The genesis of overt metastases in breast cancer is based on the idea that tumor cells that dissociate from the primary cancer get access to circulation either directly into blood vessels or after transit in lymphatic channels. Thus detection of such cells in patients with newly diagnosed solid tumors has been an appealing strategy to provide evidence for future metastases.

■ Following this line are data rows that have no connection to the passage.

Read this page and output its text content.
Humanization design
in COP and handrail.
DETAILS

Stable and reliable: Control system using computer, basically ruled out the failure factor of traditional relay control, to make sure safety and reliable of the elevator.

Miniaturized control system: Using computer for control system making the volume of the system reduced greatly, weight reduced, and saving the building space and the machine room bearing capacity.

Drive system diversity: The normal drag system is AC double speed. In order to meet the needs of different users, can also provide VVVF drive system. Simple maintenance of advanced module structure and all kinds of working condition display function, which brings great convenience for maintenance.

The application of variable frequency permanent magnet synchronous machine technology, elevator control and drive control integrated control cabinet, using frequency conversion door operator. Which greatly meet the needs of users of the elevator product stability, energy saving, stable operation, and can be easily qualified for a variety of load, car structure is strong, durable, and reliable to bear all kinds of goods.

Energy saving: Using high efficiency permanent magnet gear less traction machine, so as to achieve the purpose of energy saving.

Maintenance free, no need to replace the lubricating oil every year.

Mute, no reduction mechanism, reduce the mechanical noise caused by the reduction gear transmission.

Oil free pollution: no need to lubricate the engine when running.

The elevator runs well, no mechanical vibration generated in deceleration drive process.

In the past, several models have been constructed to explain the presence of individual tumor cells in secondary organs and their influence on the subsequent course of the disease. Currently, according to most recent transcriptome and genome analyses, tumor cells circulating in the bloodstream (CTCs) and those already disseminated to secondary organs (DTCs) are viewed as rare and much earlier indicators of tumor cell spread than generally assumed from the typical year-long course of cancerous diseases, such as breast cancer. Despite the observation that the numerous genetic alterations found so far in such cells are rarely identical or even similar, the idea that some of these cells might be progenitor cells with self-renewing properties that give rise to most of the tumor mass that is dealt with clinically is supported by the following: (1) the long interval between dissemination and clinical manifestation of metastases, (2) the frequently observed relative resistance of some cells to chemotherapy, and (3) their significant effect on disease progression, despite their low abundance in secondary organs.

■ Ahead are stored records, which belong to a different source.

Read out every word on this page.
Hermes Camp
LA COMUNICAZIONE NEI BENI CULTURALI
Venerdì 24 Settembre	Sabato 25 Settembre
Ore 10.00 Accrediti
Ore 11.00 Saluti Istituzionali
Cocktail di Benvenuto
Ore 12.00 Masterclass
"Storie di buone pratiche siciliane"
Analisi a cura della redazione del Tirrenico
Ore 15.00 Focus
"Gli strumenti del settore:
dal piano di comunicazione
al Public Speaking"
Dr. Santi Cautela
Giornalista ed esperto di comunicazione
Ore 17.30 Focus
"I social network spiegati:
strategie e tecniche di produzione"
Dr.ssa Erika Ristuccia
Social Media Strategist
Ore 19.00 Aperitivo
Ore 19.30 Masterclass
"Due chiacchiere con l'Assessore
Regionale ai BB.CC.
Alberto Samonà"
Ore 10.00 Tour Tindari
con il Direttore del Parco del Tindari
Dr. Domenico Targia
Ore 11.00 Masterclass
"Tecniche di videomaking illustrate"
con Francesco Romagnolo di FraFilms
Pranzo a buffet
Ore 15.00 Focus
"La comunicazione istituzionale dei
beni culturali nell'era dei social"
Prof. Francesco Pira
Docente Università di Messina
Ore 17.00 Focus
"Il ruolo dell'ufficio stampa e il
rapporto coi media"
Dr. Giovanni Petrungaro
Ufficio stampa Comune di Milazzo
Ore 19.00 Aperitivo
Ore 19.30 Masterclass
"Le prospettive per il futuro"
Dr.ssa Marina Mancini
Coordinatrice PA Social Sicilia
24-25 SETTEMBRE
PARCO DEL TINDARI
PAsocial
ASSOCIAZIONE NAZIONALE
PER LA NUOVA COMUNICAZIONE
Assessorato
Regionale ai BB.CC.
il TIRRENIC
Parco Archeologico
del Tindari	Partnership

Beyond the discussion of such models and opinions, the actual presence of tumor cells outside the primary tumor and in organs relevant for subsequent metastasis formation, such as bone and bone marrow, would serve 3 purposes that could be clinically useful:
As unambiguous evidence for an early occult spread of tumor cells
As a relevant risk factor for subsequent metastasis and thus a poor prognosis
As a marker for monitoring treatment susceptibility
Finally, and perhaps as importantly in the long run, genotyping and phenotyping of these cells should provide detailed insight into the metastatic process and permit direct exploration of targeted treatment strategies.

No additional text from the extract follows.